NII for the reporting quarter is seen rising 11% year-on-year, according to an average estimate of five brokerages. Net profit, meanwhile, for the same period may increase 12% year-on-year.
Net interest margins for the June quarter are expected to decline quarter-on-quarter by 6-8 basis points.
In the preceding March quarter, Axis Bank reported a standalone net profit of Rs 7,130 crore against a loss of Rs 5,728 crore a year ago. The net interest income rose 22% year-on-year to Rs 29,224 crore.
Here’s what analysts expect from Axis Bank’s Q1 results.
Kotak Equities
We are building loan growth of 15% year-on-year (2% quarter-on-quarter). We are building NIM to decline by 15 bps (3.7%) quarter-on-quarter led by higher cost of deposits and marginally lower lending yields. 1Q tends to be a seasonally weak quarter.
We expect slippages of Rs 4,500 crore (1.8% of loans) mostly led by retail and agriculture segments. Slippages tend to be higher in 1Q due to PSL. Key discussion areas: Slippages, especially from the unsecured segment, deposit mobilization and NIM progression.
YES Securities
Sequential loan growth will be in the 3.5% ballpark due to idiosyncratic growth trajectory. NII growth will be slightly slower than average loan growth due to rise in cost of deposits outpacing yield on advances. Consequently, NIM will be slightly lower sequentially.

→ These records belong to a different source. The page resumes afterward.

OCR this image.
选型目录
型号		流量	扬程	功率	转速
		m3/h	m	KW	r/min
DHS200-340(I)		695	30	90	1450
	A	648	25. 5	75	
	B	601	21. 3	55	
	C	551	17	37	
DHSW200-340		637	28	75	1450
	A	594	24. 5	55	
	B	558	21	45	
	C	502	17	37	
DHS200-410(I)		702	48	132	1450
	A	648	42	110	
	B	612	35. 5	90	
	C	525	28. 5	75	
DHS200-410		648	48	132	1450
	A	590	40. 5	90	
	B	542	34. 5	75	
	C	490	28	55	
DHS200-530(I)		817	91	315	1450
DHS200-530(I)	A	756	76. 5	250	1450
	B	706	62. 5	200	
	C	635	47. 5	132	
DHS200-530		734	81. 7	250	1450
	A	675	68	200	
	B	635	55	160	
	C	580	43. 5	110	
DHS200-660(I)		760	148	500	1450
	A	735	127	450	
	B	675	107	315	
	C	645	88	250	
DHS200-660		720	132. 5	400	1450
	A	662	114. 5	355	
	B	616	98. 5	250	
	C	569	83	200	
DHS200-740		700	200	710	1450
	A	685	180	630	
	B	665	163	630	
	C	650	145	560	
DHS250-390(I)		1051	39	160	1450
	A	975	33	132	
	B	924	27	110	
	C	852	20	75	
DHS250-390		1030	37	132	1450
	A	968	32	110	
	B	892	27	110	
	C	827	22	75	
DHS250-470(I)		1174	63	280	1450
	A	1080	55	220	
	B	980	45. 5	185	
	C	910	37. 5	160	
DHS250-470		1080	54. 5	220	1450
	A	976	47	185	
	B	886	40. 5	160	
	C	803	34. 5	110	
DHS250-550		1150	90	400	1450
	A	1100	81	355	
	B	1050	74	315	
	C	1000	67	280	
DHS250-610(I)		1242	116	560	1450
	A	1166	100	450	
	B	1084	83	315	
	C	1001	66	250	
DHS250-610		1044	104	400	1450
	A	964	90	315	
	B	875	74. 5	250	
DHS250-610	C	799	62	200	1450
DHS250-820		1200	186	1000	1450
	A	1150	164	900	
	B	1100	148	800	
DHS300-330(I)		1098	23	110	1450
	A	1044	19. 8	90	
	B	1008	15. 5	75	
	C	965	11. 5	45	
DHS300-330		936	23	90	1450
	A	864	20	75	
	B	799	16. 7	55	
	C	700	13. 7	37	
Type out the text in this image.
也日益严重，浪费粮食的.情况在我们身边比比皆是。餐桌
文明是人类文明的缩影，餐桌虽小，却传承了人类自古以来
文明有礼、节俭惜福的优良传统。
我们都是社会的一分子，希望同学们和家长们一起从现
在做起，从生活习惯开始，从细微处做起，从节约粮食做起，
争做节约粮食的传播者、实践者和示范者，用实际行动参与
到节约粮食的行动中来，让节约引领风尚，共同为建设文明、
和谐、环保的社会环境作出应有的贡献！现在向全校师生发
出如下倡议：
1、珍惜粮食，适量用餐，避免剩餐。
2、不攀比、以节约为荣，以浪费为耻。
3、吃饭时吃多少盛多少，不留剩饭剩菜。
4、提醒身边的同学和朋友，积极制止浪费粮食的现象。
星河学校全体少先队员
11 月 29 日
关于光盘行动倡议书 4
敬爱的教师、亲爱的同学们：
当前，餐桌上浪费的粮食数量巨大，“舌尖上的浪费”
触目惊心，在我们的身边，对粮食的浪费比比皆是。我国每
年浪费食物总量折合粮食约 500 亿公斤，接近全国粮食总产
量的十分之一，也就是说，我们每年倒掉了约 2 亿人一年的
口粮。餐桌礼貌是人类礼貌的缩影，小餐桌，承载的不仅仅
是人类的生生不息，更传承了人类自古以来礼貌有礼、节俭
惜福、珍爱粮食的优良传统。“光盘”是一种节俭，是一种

Sequential fee income growth will broadly match loan growth. Opex growth will be higher than loan growth due to appraisal season. Slippages would be broadly stable on a sequential basis. Provisions will be stable on a sequential basis.
Sharekhan
Loan growth is expected to moderate to 15% year-on-year. Key monitorable would be deposit mobilisation, future progression of NIMs and discussion on equity capital raising.
Motilal Oswal
Expect the CD ratio to remain elevated. Cost ratios to remain elevated. Expect margin to moderate in 1Q. Asset quality ratios to be keenly monitored.